Leading climate action trackers are ignoring the military contribution to climate change.
Pressure from campaigners, researchers and journalists has been instrumental in driving climate action by states and large corporations. Climate action tracking websites and reports play a vital role in informing this process but as Ellie Kinney writes, the leading climate tracking sites are silent on military emissions.
Data is key to action
The availability of accurate and accessible data is key to ensuring that major emitters can be held accountable and that their decarbonisation plans can be scrutinised. Climate action tracking websites and reports play an important role in this, providing expert analysis alongside key statistics to give an overview of a country or company’s climate action. However, there is one glaring absence from their research. Our analysis of leading climate action tracking websites found that none published figures or estimates on military emissions, or evaluated countries’ pledges to reduce them.

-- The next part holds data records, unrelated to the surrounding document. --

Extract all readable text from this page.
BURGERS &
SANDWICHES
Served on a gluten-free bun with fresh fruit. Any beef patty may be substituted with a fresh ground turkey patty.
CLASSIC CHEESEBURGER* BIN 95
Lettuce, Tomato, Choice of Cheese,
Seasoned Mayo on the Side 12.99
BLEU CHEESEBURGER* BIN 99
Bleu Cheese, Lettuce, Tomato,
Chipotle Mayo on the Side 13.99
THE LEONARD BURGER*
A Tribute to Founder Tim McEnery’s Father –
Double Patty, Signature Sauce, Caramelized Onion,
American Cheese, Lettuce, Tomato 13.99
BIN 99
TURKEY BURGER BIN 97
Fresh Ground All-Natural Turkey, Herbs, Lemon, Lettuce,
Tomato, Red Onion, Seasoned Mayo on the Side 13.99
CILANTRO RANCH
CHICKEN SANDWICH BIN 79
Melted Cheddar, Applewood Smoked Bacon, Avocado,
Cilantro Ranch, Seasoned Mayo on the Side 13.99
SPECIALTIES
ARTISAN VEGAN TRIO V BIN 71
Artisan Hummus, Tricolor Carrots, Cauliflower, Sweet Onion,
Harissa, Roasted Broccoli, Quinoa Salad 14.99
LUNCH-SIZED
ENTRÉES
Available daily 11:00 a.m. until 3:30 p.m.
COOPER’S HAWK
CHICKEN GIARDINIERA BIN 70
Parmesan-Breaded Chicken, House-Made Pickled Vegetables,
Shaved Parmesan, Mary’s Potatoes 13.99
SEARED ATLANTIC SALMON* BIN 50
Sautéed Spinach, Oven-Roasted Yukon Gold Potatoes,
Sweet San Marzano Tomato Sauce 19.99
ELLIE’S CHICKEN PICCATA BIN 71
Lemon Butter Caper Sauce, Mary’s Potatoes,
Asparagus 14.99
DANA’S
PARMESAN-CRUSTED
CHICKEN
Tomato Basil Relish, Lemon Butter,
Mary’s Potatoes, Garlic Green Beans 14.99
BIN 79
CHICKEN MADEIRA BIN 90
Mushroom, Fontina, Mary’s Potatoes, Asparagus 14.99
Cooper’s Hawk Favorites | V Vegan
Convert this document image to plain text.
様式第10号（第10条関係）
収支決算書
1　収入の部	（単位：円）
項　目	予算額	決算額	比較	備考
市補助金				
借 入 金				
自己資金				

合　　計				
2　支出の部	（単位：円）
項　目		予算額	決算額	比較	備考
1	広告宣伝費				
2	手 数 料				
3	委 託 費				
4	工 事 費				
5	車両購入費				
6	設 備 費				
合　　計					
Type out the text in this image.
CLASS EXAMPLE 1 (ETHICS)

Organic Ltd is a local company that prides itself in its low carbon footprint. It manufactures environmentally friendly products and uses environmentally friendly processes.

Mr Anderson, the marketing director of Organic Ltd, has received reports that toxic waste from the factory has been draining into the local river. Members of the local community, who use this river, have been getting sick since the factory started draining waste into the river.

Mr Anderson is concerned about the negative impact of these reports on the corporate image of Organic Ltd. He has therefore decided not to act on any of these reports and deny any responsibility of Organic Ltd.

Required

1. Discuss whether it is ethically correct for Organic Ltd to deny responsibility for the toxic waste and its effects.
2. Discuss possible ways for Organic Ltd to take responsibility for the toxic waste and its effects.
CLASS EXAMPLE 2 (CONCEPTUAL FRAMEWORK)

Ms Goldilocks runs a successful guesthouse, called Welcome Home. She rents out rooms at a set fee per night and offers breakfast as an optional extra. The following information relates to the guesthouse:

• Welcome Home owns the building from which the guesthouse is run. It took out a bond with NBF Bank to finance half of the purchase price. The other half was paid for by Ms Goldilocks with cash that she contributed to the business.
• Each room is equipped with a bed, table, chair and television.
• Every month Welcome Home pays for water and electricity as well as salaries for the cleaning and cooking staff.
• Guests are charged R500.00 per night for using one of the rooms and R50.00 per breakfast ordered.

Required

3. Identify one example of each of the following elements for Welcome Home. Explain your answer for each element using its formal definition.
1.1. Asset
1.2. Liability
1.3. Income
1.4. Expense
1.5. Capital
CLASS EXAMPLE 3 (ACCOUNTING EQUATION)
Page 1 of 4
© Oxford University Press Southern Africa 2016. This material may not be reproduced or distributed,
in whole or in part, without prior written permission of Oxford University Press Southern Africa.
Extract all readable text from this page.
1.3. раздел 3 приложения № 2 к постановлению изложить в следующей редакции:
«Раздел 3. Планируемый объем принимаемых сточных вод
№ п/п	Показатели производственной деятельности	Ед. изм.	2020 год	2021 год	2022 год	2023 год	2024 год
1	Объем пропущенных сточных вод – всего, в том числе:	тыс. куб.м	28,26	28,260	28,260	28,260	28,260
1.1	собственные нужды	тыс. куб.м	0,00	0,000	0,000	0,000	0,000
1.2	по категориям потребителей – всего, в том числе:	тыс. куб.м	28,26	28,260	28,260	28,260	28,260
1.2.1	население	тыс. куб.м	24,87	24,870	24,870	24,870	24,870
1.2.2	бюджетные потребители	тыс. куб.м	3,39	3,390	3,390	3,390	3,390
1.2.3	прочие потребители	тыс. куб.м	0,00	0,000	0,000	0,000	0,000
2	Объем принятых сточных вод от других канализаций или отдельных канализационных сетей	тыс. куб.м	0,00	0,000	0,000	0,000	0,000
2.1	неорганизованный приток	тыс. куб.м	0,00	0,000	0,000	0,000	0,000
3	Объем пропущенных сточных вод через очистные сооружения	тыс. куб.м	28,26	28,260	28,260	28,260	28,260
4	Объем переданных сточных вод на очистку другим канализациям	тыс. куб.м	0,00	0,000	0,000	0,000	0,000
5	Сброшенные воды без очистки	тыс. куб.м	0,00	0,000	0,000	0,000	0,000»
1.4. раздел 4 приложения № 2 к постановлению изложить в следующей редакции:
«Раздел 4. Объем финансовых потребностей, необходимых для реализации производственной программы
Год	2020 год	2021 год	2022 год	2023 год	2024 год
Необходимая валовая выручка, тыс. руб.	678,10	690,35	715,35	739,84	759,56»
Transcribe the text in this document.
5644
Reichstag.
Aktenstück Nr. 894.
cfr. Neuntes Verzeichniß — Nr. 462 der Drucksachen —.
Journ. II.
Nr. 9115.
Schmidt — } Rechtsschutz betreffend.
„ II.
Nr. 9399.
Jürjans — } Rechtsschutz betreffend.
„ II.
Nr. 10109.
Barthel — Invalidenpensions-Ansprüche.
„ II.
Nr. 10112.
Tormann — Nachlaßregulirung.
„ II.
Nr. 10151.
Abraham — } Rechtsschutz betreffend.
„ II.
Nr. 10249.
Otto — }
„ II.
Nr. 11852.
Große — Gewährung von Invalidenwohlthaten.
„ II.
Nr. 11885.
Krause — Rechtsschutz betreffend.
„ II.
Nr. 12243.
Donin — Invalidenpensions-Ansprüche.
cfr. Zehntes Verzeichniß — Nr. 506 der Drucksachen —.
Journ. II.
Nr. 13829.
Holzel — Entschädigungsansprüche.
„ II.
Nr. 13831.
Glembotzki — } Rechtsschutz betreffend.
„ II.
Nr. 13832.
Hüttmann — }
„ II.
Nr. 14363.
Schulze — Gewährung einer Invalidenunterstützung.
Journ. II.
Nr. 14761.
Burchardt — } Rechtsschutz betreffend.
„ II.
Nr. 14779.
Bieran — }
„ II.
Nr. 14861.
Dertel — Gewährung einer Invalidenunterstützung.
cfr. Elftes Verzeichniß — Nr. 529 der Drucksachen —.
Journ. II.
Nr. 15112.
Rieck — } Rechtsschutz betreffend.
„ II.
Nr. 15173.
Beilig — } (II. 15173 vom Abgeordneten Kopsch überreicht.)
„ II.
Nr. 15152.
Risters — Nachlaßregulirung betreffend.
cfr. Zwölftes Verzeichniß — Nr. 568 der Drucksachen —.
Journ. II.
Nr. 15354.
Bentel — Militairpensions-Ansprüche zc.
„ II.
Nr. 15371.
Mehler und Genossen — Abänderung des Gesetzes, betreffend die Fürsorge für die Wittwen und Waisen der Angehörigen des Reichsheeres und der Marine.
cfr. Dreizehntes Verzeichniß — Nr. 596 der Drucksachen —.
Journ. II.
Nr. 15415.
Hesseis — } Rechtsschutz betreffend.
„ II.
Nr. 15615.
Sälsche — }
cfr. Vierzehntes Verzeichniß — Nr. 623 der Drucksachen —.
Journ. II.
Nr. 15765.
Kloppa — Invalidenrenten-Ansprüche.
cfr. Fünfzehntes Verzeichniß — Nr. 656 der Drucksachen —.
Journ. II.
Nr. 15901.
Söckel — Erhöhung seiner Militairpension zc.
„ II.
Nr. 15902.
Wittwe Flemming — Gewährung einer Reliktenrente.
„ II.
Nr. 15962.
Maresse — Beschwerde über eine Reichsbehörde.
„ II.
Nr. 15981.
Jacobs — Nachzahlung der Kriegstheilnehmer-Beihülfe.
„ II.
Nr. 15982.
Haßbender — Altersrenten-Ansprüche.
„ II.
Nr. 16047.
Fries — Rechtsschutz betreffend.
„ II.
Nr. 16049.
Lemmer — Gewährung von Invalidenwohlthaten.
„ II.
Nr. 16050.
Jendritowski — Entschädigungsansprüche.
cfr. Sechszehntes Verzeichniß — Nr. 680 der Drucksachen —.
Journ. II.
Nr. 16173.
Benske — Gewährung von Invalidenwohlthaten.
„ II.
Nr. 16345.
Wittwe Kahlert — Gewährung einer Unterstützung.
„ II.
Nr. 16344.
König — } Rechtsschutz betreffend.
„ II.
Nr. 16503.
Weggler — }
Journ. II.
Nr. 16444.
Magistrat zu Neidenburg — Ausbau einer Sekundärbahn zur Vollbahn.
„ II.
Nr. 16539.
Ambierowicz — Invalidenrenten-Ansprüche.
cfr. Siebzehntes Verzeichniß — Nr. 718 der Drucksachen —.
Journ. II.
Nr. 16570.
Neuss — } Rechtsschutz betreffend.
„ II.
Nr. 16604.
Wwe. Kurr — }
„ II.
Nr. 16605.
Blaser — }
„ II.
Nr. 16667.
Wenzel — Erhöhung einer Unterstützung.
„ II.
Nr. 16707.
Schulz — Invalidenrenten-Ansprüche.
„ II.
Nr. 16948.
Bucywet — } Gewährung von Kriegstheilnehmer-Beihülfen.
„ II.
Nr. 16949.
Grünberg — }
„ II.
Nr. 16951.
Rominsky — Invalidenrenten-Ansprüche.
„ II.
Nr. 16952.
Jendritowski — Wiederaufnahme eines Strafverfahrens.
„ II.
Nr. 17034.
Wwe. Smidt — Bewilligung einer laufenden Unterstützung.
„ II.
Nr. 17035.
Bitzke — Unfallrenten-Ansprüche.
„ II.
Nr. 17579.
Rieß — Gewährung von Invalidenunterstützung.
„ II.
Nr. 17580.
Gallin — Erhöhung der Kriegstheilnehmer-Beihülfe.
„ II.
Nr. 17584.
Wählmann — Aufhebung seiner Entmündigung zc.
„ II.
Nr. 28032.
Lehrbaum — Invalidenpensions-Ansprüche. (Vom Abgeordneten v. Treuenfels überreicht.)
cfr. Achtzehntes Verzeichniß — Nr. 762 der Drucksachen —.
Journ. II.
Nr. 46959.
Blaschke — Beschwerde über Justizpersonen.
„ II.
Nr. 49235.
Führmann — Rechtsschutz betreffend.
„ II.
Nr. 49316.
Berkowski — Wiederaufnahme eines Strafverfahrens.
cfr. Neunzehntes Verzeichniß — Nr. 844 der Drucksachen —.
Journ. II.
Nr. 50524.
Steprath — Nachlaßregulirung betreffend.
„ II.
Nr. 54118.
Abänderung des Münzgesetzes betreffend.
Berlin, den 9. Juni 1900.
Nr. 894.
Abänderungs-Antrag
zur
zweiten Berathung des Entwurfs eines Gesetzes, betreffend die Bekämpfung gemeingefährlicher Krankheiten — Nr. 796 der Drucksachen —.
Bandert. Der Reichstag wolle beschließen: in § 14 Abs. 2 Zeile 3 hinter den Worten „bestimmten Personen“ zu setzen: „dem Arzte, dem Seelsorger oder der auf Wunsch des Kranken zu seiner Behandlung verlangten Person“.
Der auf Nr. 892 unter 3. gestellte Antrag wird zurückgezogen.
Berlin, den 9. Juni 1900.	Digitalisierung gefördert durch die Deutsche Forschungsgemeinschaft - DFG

Net Zero Tracker, the Green Future Index, the Climate Change Performance Index and Climate Action Tracker each use a different methodology to rate and rank the performance of countries against a range of indicators, using data submitted to the United Nations Framework Convention on Climate Change (UNFCCC). However, none of the four track or make explicit the military contribution, or any national commitments to military emissions reductions. The result is that countries such as the UK top the charts for climate action, whilst also being within the top 10 military spenders globally and responsible for significant volumes of under-reported military emissions.
Hostage to the military reporting gap?
Unfortunately, it isn’t too surprising that data on military emissions is absent across climate tracking websites, as well as status reports like the World Resources Report and even the UN Environment Programme’s influential Emissions Gap Report. Researchers can only populate websites and reports based on the information available to them and, at present, no governments are obliged to comprehensively report on their military emissions.
Additionally, emissions from militaries do not fit neatly into the UNFCCC’s reporting framework, despite the fact that militaries are some of the biggest institutional polluters. Our data collection through the Military Emissions Gap project finds that reporting of military emissions to the UNFCCC tends to be either wholly absent or incomplete, generally unclear, and highly inconsistent between countries.
However, even emissions data that is voluntarily reported by a handful of countries is missing entirely from climate tracking websites. The only place it is collated is on CEOBS and Concrete Impacts’ joint Military Emissions Gap site. The omission of even incomplete data and the lack of commentary around the issue only serves to perpetuate the military emissions gap. Scrutiny can help drive emission reductions, and transparency makes it possible for progress to be monitored. Without accessible reporting through climate action tracking websites, this data gap will continue to contribute to an accountability gap.
Scrutiny and transparency
To those who argue that military or military technology industry emissions are a special case, it is worth noting that, although defence is rarely if ever listed as a standalone industry on tracking websites, some of the top 10 arms companies can be found within other categories on Net Zero Tracker, Carbon Disclosure Project, and the Transition Pathway Initiative.
As CEOBS’ research found in 2021, reporting within the military technology sector is ‘relatively progressive’, at least within the constraints of standard Corporate Social Responsibility (CSR) reporting parameters. It’s likely that companies like BAE Systems, Raytheon Technologies, and Lockheed Martin, would not be engaged with climate action initiatives without external pressure from shareholders and investors around Environmental, Social and Governance (ESG) reporting.
Additionally, some of the world’s largest military technology companies, such as Lockheed Martin and Thales, have set ambitious Net Zero targets. What this suggests is that the pressure on companies to at least appear green, and withstand scrutiny of their CSR strategies and ESG reporting, has had some positive impact on the sector’s climate action. Climate action tracking clearly puts the heat on companies – shouldn’t militaries feel the same pressure?
Militaries are responsible for significant emissions and yet face little to no scrutiny of their contribution to the climate crisis. In the UK alone, the Ministry of Defence is responsible for more than 50% of central government’s emissions. Similarly, the US Department of Defence’s climate footprint exceeds that of nearly 140 countries. It’s time to put military emissions in the spotlight and to start holding militaries accountable for their impact. Militaries need to feel the heat of the climate movement and easily accessible data and analysis is the key to making that happen.
Ellie Kinney is CEOBS’ military emissions Campaigner.